Are you into EXTREME sports and want to make your gaming more EXTREME too? Then Motionsports Adrenaline is probably not the title for you! Or anyone else. Ever.
The various sports you can compete in are:
· Mountain biking
· Mountain climbing
· Extreme Ski
In windsurfing mode, you tilt your fists to move around and collect coins, grind along rails and jump up ramps and then do tricks by imitating the little floating silhouettes. You get ADRENALINE from tricks and uh, coins, which you can use for an ADRENALINE BOOST. So that you can go faster and possibly miss the next ramp, because the controls are so unresponsive. And who windsurfs in a bikini? Really?
In the mountain biking mode, you tilt your fists to move around and collect coins, grind along rails and jump up ramps and… WAIT, I already played this game! Yes, you get to do the exact same thing again, but on a bike instead of windsurfing, or skiing or even while in a Kayak.
Wingsuit is slightly different, in that you don’t have to grind rails or jump over ramps, but you are still stuck collecting coins and avoiding large pillars of rock that want to slow your descent down. Also, you get to look like this guy in a squirrel suit. I am also trying to work out whether you’re not falling downwards, or if the world is a Discworld with trees jutting out at all angles.

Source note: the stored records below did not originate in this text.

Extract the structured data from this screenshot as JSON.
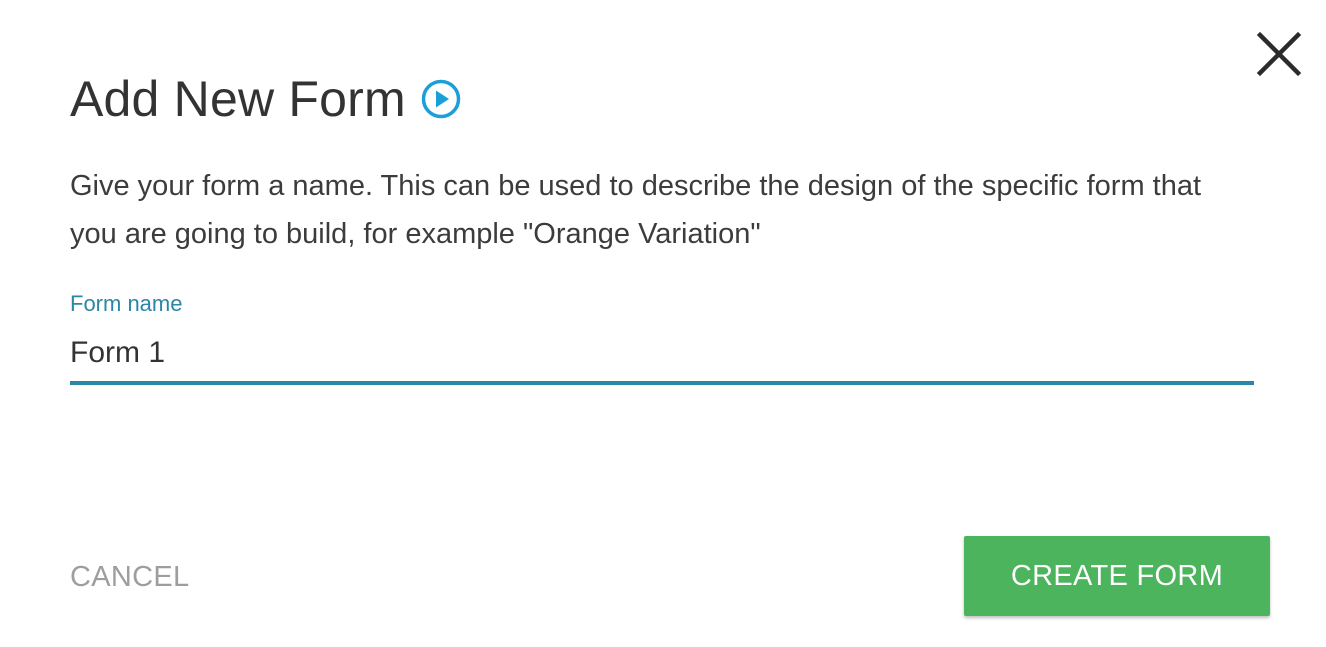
{
  "dialog": {
    "title": "Add New Form",
    "description": "Give your form a name. This can be used to describe the design of the specific form that you are going to build, for example \"Orange Variation\"",
    "play_icon": "play-circle-icon",
    "close_icon": "close-icon"
  },
  "form_name_field": {
    "label": "Form name",
    "value": "Form 1",
    "placeholder": ""
  },
  "actions": {
    "cancel_label": "CANCEL",
    "create_label": "CREATE FORM"
  },
  "colors": {
    "accent": "#2a87a5",
    "play_icon": "#1a9fd9",
    "create_button": "#4cb45d",
    "cancel_text": "#9e9e9e",
    "title_text": "#333333"
  }
}
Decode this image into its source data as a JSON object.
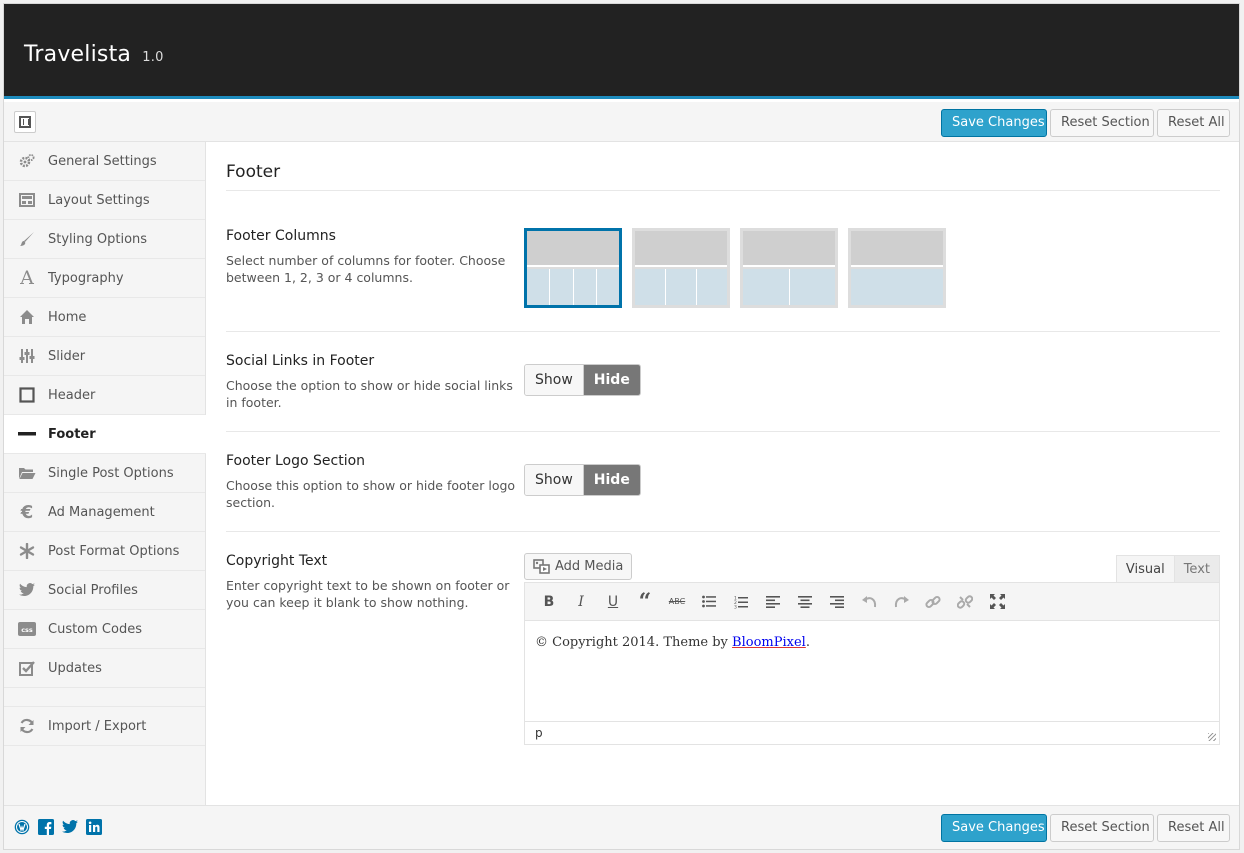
{
  "app": {
    "title": "Travelista",
    "version": "1.0"
  },
  "buttons": {
    "save": "Save Changes",
    "reset_section": "Reset Section",
    "reset_all": "Reset All"
  },
  "sidebar": {
    "items": [
      {
        "label": "General Settings",
        "icon": "gears-icon"
      },
      {
        "label": "Layout Settings",
        "icon": "layout-icon"
      },
      {
        "label": "Styling Options",
        "icon": "brush-icon"
      },
      {
        "label": "Typography",
        "icon": "typography-icon"
      },
      {
        "label": "Home",
        "icon": "home-icon"
      },
      {
        "label": "Slider",
        "icon": "sliders-icon"
      },
      {
        "label": "Header",
        "icon": "square-icon"
      },
      {
        "label": "Footer",
        "icon": "minus-icon",
        "active": true
      },
      {
        "label": "Single Post Options",
        "icon": "folder-icon"
      },
      {
        "label": "Ad Management",
        "icon": "euro-icon"
      },
      {
        "label": "Post Format Options",
        "icon": "asterisk-icon"
      },
      {
        "label": "Social Profiles",
        "icon": "twitter-icon"
      },
      {
        "label": "Custom Codes",
        "icon": "css-icon"
      },
      {
        "label": "Updates",
        "icon": "checkbox-icon"
      }
    ],
    "extra": {
      "label": "Import / Export",
      "icon": "refresh-icon"
    }
  },
  "main": {
    "section_title": "Footer",
    "footer_columns": {
      "title": "Footer Columns",
      "desc": "Select number of columns for footer. Choose between 1, 2, 3 or 4 columns.",
      "selected": 4
    },
    "social_links": {
      "title": "Social Links in Footer",
      "desc": "Choose the option to show or hide social links in footer.",
      "show": "Show",
      "hide": "Hide",
      "value": "Hide"
    },
    "footer_logo": {
      "title": "Footer Logo Section",
      "desc": "Choose this option to show or hide footer logo section.",
      "show": "Show",
      "hide": "Hide",
      "value": "Hide"
    },
    "copyright": {
      "title": "Copyright Text",
      "desc": "Enter copyright text to be shown on footer or you can keep it blank to show nothing.",
      "add_media": "Add Media",
      "tab_visual": "Visual",
      "tab_text": "Text",
      "content_prefix": "© Copyright 2014. Theme by ",
      "content_link": "BloomPixel",
      "content_suffix": ".",
      "status_path": "p"
    }
  },
  "colors": {
    "header_bg": "#222222",
    "accent": "#2ea2cc",
    "accent_border": "#1e8cbe"
  }
}
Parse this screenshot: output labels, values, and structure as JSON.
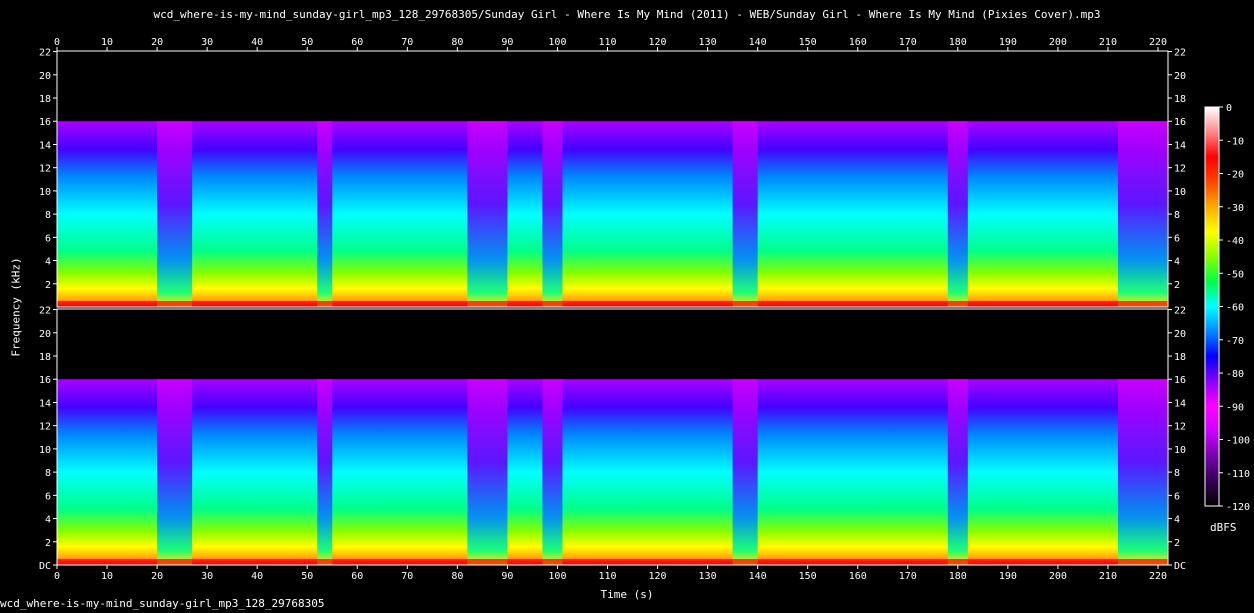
{
  "title": "wcd_where-is-my-mind_sunday-girl_mp3_128_29768305/Sunday Girl - Where Is My Mind (2011) - WEB/Sunday Girl - Where Is My Mind (Pixies Cover).mp3",
  "footer": "wcd_where-is-my-mind_sunday-girl_mp3_128_29768305",
  "chart_data": {
    "type": "heatmap",
    "title": "wcd_where-is-my-mind_sunday-girl_mp3_128_29768305/Sunday Girl - Where Is My Mind (2011) - WEB/Sunday Girl - Where Is My Mind (Pixies Cover).mp3",
    "xlabel": "Time (s)",
    "ylabel": "Frequency (kHz)",
    "colorbar_label": "dBFS",
    "x_ticks": [
      0,
      10,
      20,
      30,
      40,
      50,
      60,
      70,
      80,
      90,
      100,
      110,
      120,
      130,
      140,
      150,
      160,
      170,
      180,
      190,
      200,
      210,
      220
    ],
    "xlim": [
      0,
      222
    ],
    "y_ticks": [
      "DC",
      "2",
      "4",
      "6",
      "8",
      "10",
      "12",
      "14",
      "16",
      "18",
      "20",
      "22"
    ],
    "ylim": [
      0,
      22.05
    ],
    "colorbar_ticks": [
      0,
      -10,
      -20,
      -30,
      -40,
      -50,
      -60,
      -70,
      -80,
      -90,
      -100,
      -110,
      -120
    ],
    "colorbar_range": [
      -120,
      0
    ],
    "channels": 2,
    "lowpass_cutoff_khz": 16,
    "colormap": [
      "#000000",
      "#330055",
      "#7700aa",
      "#cc00ff",
      "#ff00ff",
      "#8800ff",
      "#0000ff",
      "#0088ff",
      "#00ffff",
      "#00ff44",
      "#88ff00",
      "#ffff00",
      "#ffaa00",
      "#ff4400",
      "#ff0000",
      "#ff8888",
      "#ffffff"
    ],
    "quiet_sections_s": [
      [
        20,
        27
      ],
      [
        52,
        55
      ],
      [
        82,
        90
      ],
      [
        97,
        101
      ],
      [
        135,
        140
      ],
      [
        178,
        182
      ],
      [
        212,
        222
      ]
    ]
  }
}
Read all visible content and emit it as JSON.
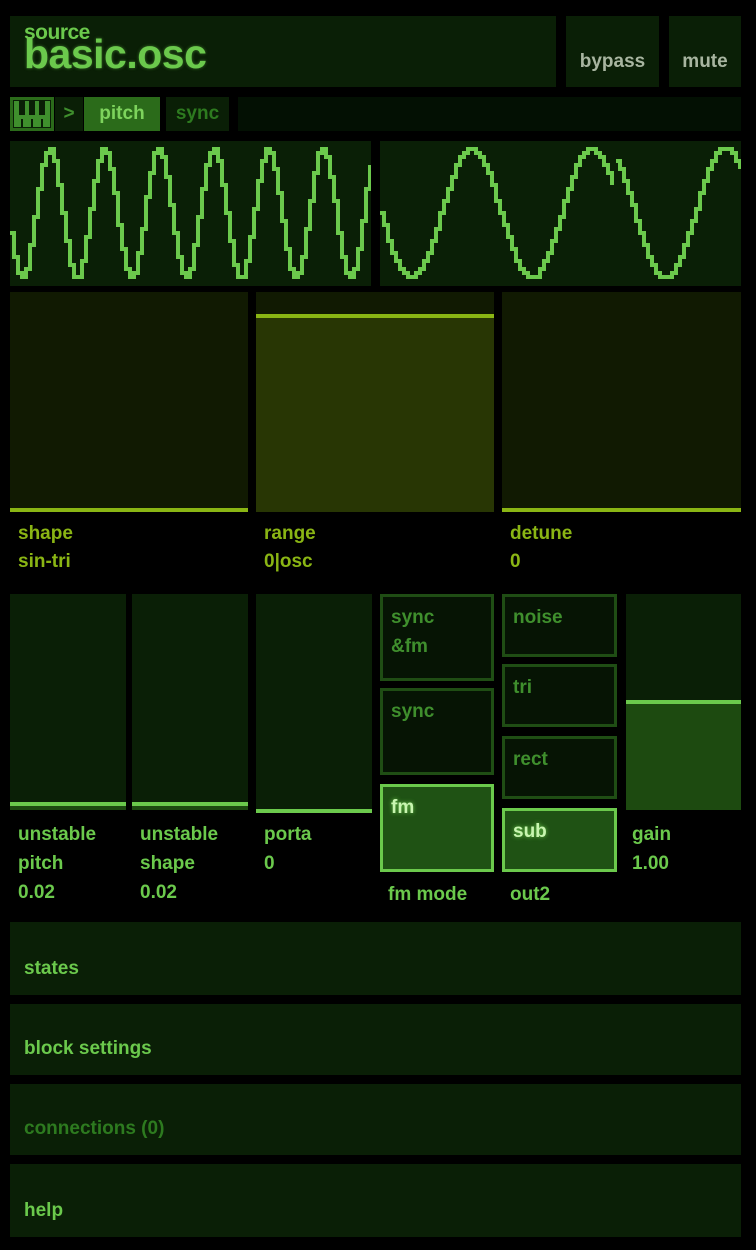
{
  "header": {
    "category": "source",
    "title": "basic.osc",
    "bypass_label": "bypass",
    "mute_label": "mute"
  },
  "breadcrumb": {
    "icon": "keyboard-icon",
    "separator": ">",
    "tabs": [
      {
        "label": "pitch",
        "active": true
      },
      {
        "label": "sync",
        "active": false
      }
    ]
  },
  "scopes": [
    {
      "name": "oscillator-scope-left",
      "cycles": 6.6,
      "waveform": "sin-tri stepped"
    },
    {
      "name": "oscillator-scope-right",
      "cycles": 3.0,
      "waveform": "sine stepped, sync reset"
    }
  ],
  "top_controls": [
    {
      "name": "shape",
      "label": "shape",
      "value": "sin-tri",
      "level": 0.0
    },
    {
      "name": "range",
      "label": "range",
      "value": "0|osc",
      "level": 0.9
    },
    {
      "name": "detune",
      "label": "detune",
      "value": "0",
      "level": 0.0
    }
  ],
  "bottom_controls": {
    "unstable_pitch": {
      "label_1": "unstable",
      "label_2": "pitch",
      "value": "0.02",
      "level": 0.02
    },
    "unstable_shape": {
      "label_1": "unstable",
      "label_2": "shape",
      "value": "0.02",
      "level": 0.02
    },
    "porta": {
      "label": "porta",
      "value": "0",
      "level": 0.0
    },
    "fm_mode": {
      "label": "fm mode",
      "options": [
        {
          "line_1": "sync",
          "line_2": "&fm",
          "selected": false
        },
        {
          "line_1": "sync",
          "line_2": "",
          "selected": false
        },
        {
          "line_1": "fm",
          "line_2": "",
          "selected": true
        }
      ]
    },
    "out2": {
      "label": "out2",
      "options": [
        {
          "label": "noise",
          "selected": false
        },
        {
          "label": "tri",
          "selected": false
        },
        {
          "label": "rect",
          "selected": false
        },
        {
          "label": "sub",
          "selected": true
        }
      ]
    },
    "gain": {
      "label": "gain",
      "value": "1.00",
      "level": 0.5
    }
  },
  "sections": [
    {
      "label": "states",
      "enabled": true
    },
    {
      "label": "block settings",
      "enabled": true
    },
    {
      "label": "connections (0)",
      "enabled": false
    },
    {
      "label": "help",
      "enabled": true
    }
  ],
  "colors": {
    "accent_green": "#6bc94c",
    "accent_yellow": "#8ab514",
    "panel": "#0a1f06"
  }
}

Mountain climbing is completely different from all the other modes, but not refreshingly so. By holding your arms to your chest and grabbing above you, your character climbs up to very obvious hand-holds. Jump to make your character reach a farther away point. So in this mode you jump. A lot. You also get to watch your character do nothing when the Kinect doesn’t pick up where your hands are, because they have gone way above your head. Instead of climbing faster your ADRENALINE gives you a shield to avoid the rockfalls from damaging your addled brain.
As you complete an event, you gain score which counts not only to your medal, but also adds into a cumulative unlock pool that gives new outfits and upgrades. Each event has three tracks, set in different locations with varying levels of difficulty. Added to this is a competitive challenge mode, which automatically posts your good scores online. Your ghost will then appear in other players’ races, where they will attempt to beat your score or speed run. Beat a challenge for unlocks and extra score, or post a challenge that doesn’t get beaten for a week for the same rewards.
If all this didn’t slow you down, you can enter an event, which strings 10 of these events together. Yes, TEN, and your score doesn’t count if your drop out early. Get ready for a long, sweaty session as you jump, bounce and tilt your way through this marathon.
Then there’s the multiplayer. In some events, players take turns controlling a single character. To swap, players get prompted to simultaneously strike a pose. If done incorrectly, players suffer a speed penalty. In other events, players compete at the same time. If you don’t have quite enough space in your play area, this can lead to injury and a very confused Kinect sensor.
While it can be fun to try to jump and pose your arms, most gamers play games because they couldn’t become ballerinas, or extreme sports masters. Jumping up and down on the same spot should be reserved to skipping rope, and not being able to get a perfect score on a level due to the controls letting them down will infuriate most players. Overly repetitive moves become annoying instead of natural.
Design and Presentation: 3/10
Menus are slow and cumbersome to traverse. Environment graphics look like they come from an Xbox (i.e. they’re a whole generation behind), with obvious stutter and frame rate loss. Boring, generic characters with unimaginative outfits complete a package that just screams quick cash-in.
With less than 50 unlockables, this game has very little depth. Add to this several very similar game modes and this game will fade from your memory fast.
After the original Motionsports was released around the same time as the Kinect, the response was ‘lacks polish and effort’ and ‘let down by bad controls’. If only Ubisoft had listened to the resounding roar of gamer mockery that was spewed across forums everywhere, and had produced a better sequel. Kinect gaming has grown in leaps and bounds since the launch of the voyeuristic device, and gamers expect a lot more from their Kinect games now.